When analyzing a series of data, we sometimes find ourselves confronted with values that do not appear to be part of the normal distribution of the data. These points are known as outliers and, as usual, you can't always rely on your intuition to detect whether a value is an outlier or not. There are tests that can highlight them and statistical software such as Ellistat to help you with the calculations.
From a statistical point of view, an outlier is a value that does not belong to the normal distribution of the data. It can arise from :
- A measurement or copying error (forgetting the decimal point)
- A special cause, such as a piece not washed before measuring.
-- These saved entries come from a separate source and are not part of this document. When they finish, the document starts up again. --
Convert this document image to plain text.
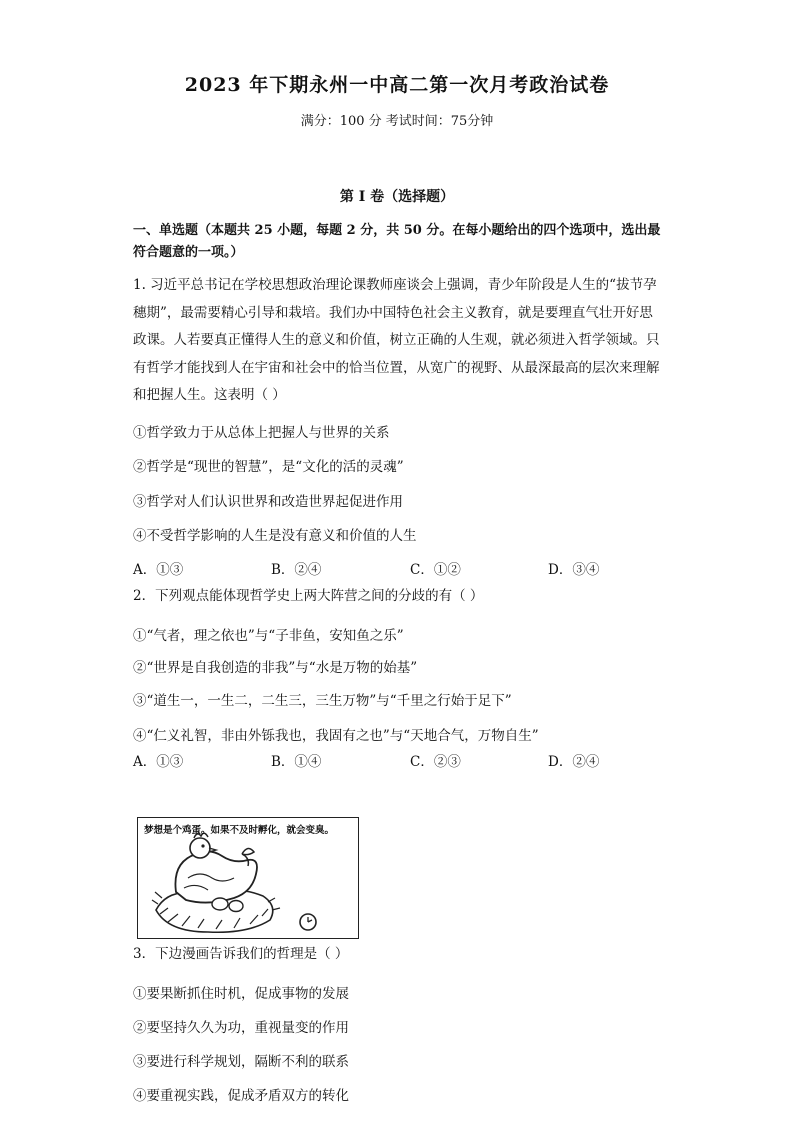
2023 年下期永州一中高二第一次月考政治试卷
满分：100 分 考试时间：75分钟
第 I 卷（选择题）
一、单选题（本题共 25 小题，每题 2 分，共 50 分。在每小题给出的四个选项中，选出最符合题意的一项。）
1. 习近平总书记在学校思想政治理论课教师座谈会上强调，青少年阶段是人生的“拔节孕穗期”，最需要精心引导和栽培。我们办中国特色社会主义教育，就是要理直气壮开好思政课。人若要真正懂得人生的意义和价值，树立正确的人生观，就必须进入哲学领域。只有哲学才能找到人在宇宙和社会中的恰当位置，从宽广的视野、从最深最高的层次来理解和把握人生。这表明（ ）
①哲学致力于从总体上把握人与世界的关系
②哲学是“现世的智慧”，是“文化的活的灵魂”
③哲学对人们认识世界和改造世界起促进作用
④不受哲学影响的人生是没有意义和价值的人生
A．①③	B．②④	C．①②	D．③④
2．下列观点能体现哲学史上两大阵营之间的分歧的有（ ）
①“气者，理之依也”与“子非鱼，安知鱼之乐”
②“世界是自我创造的非我”与“水是万物的始基”
③“道生一，一生二，二生三，三生万物”与“千里之行始于足下”
④“仁义礼智，非由外铄我也，我固有之也”与“天地合气，万物自生”
A．①③	B．①④	C．②③	D．②④
梦想是个鸡蛋。如果不及时孵化，就会变臭。
3．下边漫画告诉我们的哲理是（ ）
①要果断抓住时机，促成事物的发展
②要坚持久久为功，重视量变的作用
③要进行科学规划，隔断不利的联系
④要重视实践，促成矛盾双方的转化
All statistical calculations using the properties of the normal law (statistical tests, capability calculations, out-of-tolerance % calculations) are very sensitive to the presence of outliers, so it's important to understand their origin and eliminate them before using these calculations. Non-parametric statistical tests may also be used, as they are much less sensitive to outliers.
Two main tests are used:
- Dixon test very interesting when the number of data is low (<30)
- Grubbs test can be used in all cases.
Dixon test
To use the Dixon test, calculate the ratio :
- b = Overall measurement range (here 14.1)
- a = The distance between the part suspected of being an outlier and its nearest neighbor (here 8.6)
The ratio is calculated in %.
This report is then compared with Dixon's table:
Number of parts | 3 | 5 | 10 | 16 | 20 | 30 |
Maximum ratio | 0.94 | 0.72 | 0.46 | 0.38 | 0.34 | 0.30 |
If the value is less than the maximum ratio suggested by the table, then the value is not an outlier. Here, the ratio of 62% for 5 pieces is less than 72%. The point is therefore not an outlier.
Grubb test
To use the Grubb test, we first calculate :
- X: Average of all measurements
- S: Standard deviation of all measurements
- G: Distance between the value suspected of being an outlier and the mean G.
G=\frac{(Value - X)}{S}
The G value obtained is then compared to a limit G :
G_{limite}=\frac{N-1}{\sqrt{N}}.\sqrt{\frac{t^2_{\frac{a}{N},N-2}{}}{N-2 +t^2{}_{\frac{a}{n}}{,} N-2}}
If G>G limit, the value is considered an outlier, and vice versa.